The Deed of Paksenarrion (Five Stars)

fantasy
The Deed of Paksenarrion
Elizabeth Moon
Baen Publishing Enterprises
©1992
ISBN 0-671-72104-6
1024 pages
CAN $26.50 / US $18.00

"Complete at last in a single volume – the finest trilogy of the decade!

"Never in our experience has a new author burst upon the sf/fantasy field to such immediate enthusiastic recognition as Elizabeth Moon with her fantasy trilogy, Sheepfarmer’s Daughter, Divided Allegiance, and Oath of Gold. Now at last we are able to offer all six hundred thousand words of The Deed of Paksenarrion in a single trade edition. Note that because of its size the complete Deed of Paksenarrion will probably never be offered in a mass market edition."

Well, that little blurb doesn’t say much about this truly extraordinary trilogy. This was loaned to me by a dear friend and I devoured all three books. Now, I have read fantasy all my life, some of it good and some of it rather poor, but this is exceptional. I even prefer reading this trilogy to (gasp!) The Lord of the Rings, which I have read faithfully every year for as long as I can remember.

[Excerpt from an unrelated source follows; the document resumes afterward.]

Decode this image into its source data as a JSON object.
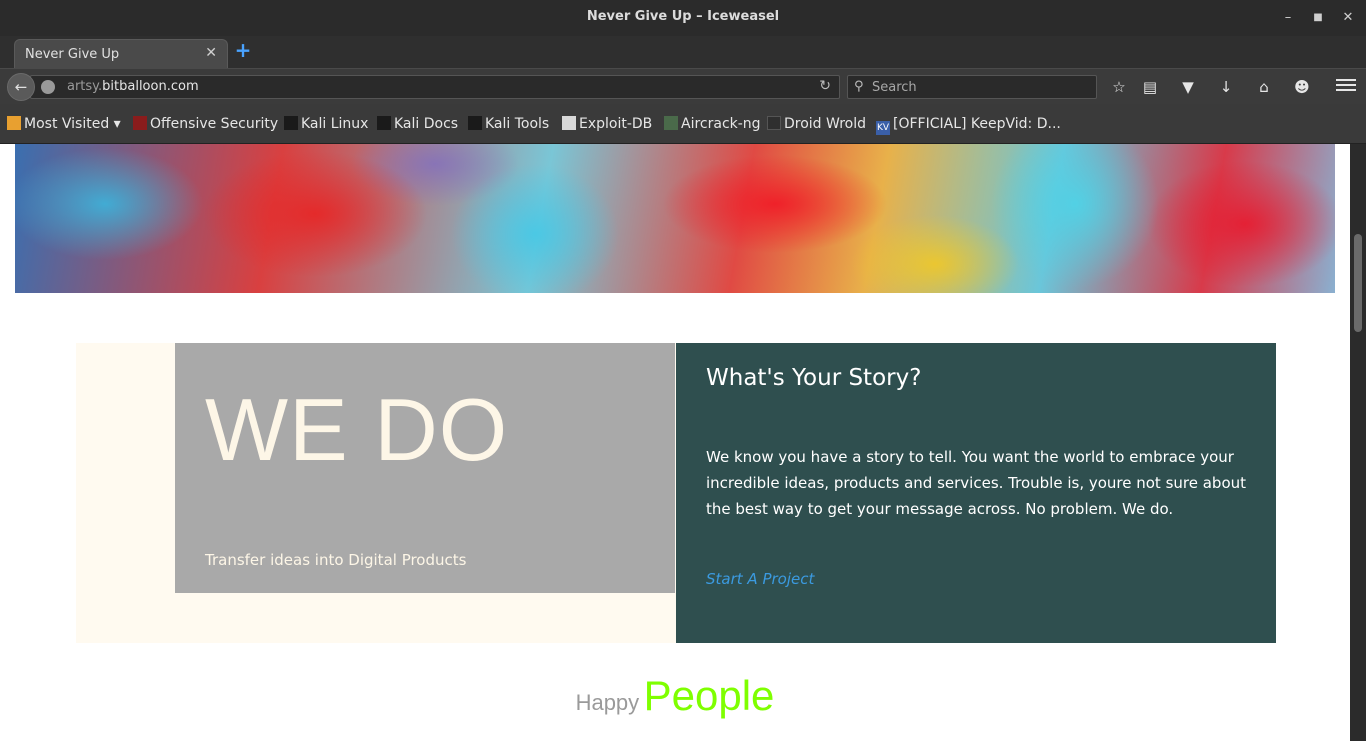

Sheepfarmer’s Daughter introduces our heroine as a young girl who runs away from home (doesn’t want to marry the pig farmer) to become a mercenary soldier. The depictions of soldier training and battle are second to none, as I have learned that Elizabeth Moon has military experience. You will never find a more true account of mercenary companies, their travels on roads thick and muddy, their encounters with pillage and plunder, and the heroic pursuits that Paks finds herself on. Not wanting to be a hero, only wanting to serve her Duke, Paks finds within herself some extraordinary abilities that may even be Gods-gifted.

In Divided Allegiance Paks leaves the Duke’s service to follow the call of her Gods, to join the Fellowship of Gird. While in training at Fin Panir she is offered to become a paladin – a dream far beyond most peasant girls. However, in her travels she is captured by dark elves, tortured and mutilated before her eventual rescue. Evil has replaced the good in her mind and the high-ranking members of the Fellowship try to excise it, leaving her without the evil, but also without any courage and she cannot be a soldier any longer. The end of this book was the most tragic thing I’ve ever read, as this highly decorated and intriguing woman is left huddling in ditches and freezing and near death. The worst riches-to-rags scenario I’ve ever read and I was crying and crying the first time I read it.

Oath of Gold describes the lengths Paks goes to save herself, to put faith back in the common people. Beyond her wildest dreams and after many ills she is finally healed and called as a paladin once more. It becomes the deed of her life’s work to return to the service of her duke and rescue him from peril.

I wax on and on. This is a completely fabulous trilogy that anyone who enjoys fantasy should read. Parts of it are disturbing, only because they so closely echo our own hopes and pains. The reader feels like a part of Paksenarrion truly resides within them, and that we all have some of that incredible godlike potential.